Manuel Hassassian, le représentant palestinien au Royaume-Uni, a déclaré craindre une nouvelle flambée de violence en raison de ce “baiser de la mort au processus de paix”.

Au Moyen-Orient

Mahmoud Abbas, président de l’Autorité palestinienne a mis le président américain en garde contre les "conséquences dangereuses d'une telle décision sur le processus de paix, la sécurité et la stabilité dans la région et dans le monde." « Nous n'accepterons plus la médiation de l'Amérique, nous n'accepterons plus la médiation de Donald Trump. Ce sera la fin du rôle joué par les Américains dans ce processus", a déclaré un haut conseiller du président palestinien Mahmoud Abbas, Nabil Chaath.

Le Premier ministre israélien Benjamin Netanyahou a recommandé à ses ministres de garder le silence, selon les médias locaux. Cela n’a pas empêché le maire de Jérusalem Nir Barkat de déclarer : “cette decision historique va envoyer un message très clair au monde indiquant que les Etats-Unis sont aux côtés du peuple juif et de l’Etat d’Israël ».

Le roi Abdallah de Jordanie a déclaré que « la décision aura de sérieuses répercussions qui vont saper les efforts pour reprendre le processus de paix et va provoquer des réactions chez les musulmans comme chez les Chrétiens ».

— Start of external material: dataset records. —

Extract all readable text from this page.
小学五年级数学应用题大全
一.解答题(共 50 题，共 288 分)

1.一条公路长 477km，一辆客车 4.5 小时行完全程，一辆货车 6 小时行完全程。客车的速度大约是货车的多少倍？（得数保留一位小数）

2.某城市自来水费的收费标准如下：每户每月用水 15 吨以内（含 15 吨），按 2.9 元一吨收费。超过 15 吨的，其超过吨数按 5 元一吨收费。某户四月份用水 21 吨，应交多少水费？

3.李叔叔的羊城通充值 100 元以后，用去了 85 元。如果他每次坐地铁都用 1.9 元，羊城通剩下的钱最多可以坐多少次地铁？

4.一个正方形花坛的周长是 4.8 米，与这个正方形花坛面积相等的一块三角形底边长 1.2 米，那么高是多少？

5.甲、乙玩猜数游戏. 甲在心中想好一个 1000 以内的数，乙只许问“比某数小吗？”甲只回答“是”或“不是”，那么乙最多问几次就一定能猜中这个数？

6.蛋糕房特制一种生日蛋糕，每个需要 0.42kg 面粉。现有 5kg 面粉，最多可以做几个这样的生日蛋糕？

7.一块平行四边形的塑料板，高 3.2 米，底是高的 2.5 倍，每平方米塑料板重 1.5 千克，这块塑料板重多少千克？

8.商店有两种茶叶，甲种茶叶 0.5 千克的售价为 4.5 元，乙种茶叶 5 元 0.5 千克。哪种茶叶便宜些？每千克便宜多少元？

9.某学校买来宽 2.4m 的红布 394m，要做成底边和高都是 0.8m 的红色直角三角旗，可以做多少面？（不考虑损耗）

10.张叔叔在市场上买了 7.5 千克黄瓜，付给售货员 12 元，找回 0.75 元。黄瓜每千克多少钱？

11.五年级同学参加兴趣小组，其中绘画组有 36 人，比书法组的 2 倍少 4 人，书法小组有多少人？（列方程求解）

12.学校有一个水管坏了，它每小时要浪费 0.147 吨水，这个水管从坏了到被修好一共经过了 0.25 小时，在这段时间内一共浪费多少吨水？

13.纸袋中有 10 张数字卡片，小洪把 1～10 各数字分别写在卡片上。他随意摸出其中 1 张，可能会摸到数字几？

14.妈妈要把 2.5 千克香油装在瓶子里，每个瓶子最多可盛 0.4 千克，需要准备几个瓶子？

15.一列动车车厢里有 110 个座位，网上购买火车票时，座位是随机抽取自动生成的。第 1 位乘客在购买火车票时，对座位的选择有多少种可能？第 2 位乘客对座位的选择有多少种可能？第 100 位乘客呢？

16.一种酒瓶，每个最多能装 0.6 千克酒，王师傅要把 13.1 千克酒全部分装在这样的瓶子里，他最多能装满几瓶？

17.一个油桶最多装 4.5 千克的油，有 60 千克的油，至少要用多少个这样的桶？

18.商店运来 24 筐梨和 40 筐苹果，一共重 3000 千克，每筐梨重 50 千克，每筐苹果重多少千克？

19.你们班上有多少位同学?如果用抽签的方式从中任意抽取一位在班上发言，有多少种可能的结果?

Le roi Salmane d'Arabie saoudite a également mis en garde les Etats-Unis affirmant qu'une telle décision risquait de provoquer «la colère des musulmans». «C'est un pas dangereux», a dit le roi saoudien lors d'un entretien téléphonique avec le président américain Donald Trump, a rapporté la télévision d’Etat.

Ce déménagement « est l'aboutissement du crime d'usurpation de la Palestine et du déplacement du peuple palestinien", a déclaré l'agence de presse syrienne SANA, citant une source du ministère des Affaires étrangères.

Le secrétaire général de la Ligue arabe, Ahmed Aboul Gheit, a déclaré mardi que la décision des Etats-Unis serait une "mesure dangereuse qui aurait des répercussions" dans toute la région.

Le président iranien Hassan Rohani a fustigé la décision que doit prendre mercredi son homologue Donald Trump. L'Iran "ne tolèrera pas une violation des lieux saints musulmans", a-t-il affirmé lors d'un discours devant des responsables à Téhéran. "Les musulmans doivent rester unis face à ce grand complot".

Autres réactions

Le Kremlin a déclaré mercredi que la Russie était préoccupée par le fait que le conflit israélo-palestinien puisse s’aggraver. "Cependant, nous ne discuterons pas des décisions qui n'ont pas encore été prises", a précisé le porte-parole du Kremlin, Dmitri Peskov.

Mardi, le président russe Vladimir Poutine a téléphoné au président palestinien Mahmoud Abbas pour lui dire que Moscou soutenait la reprise des pourparlers entre Israël et l’Autorité palestinienne y compris sur le statut de Jérusalem, selon le Kremlin.

Le porte-parole des Nations Unies, Stéphane Dujarric a déclaré : "Nous avons toujours considéré Jérusalem comme une question de statut final qui doit être résolue par des négociations directes entre les deux parties sur la base des résolutions pertinentes du Conseil de sécurité".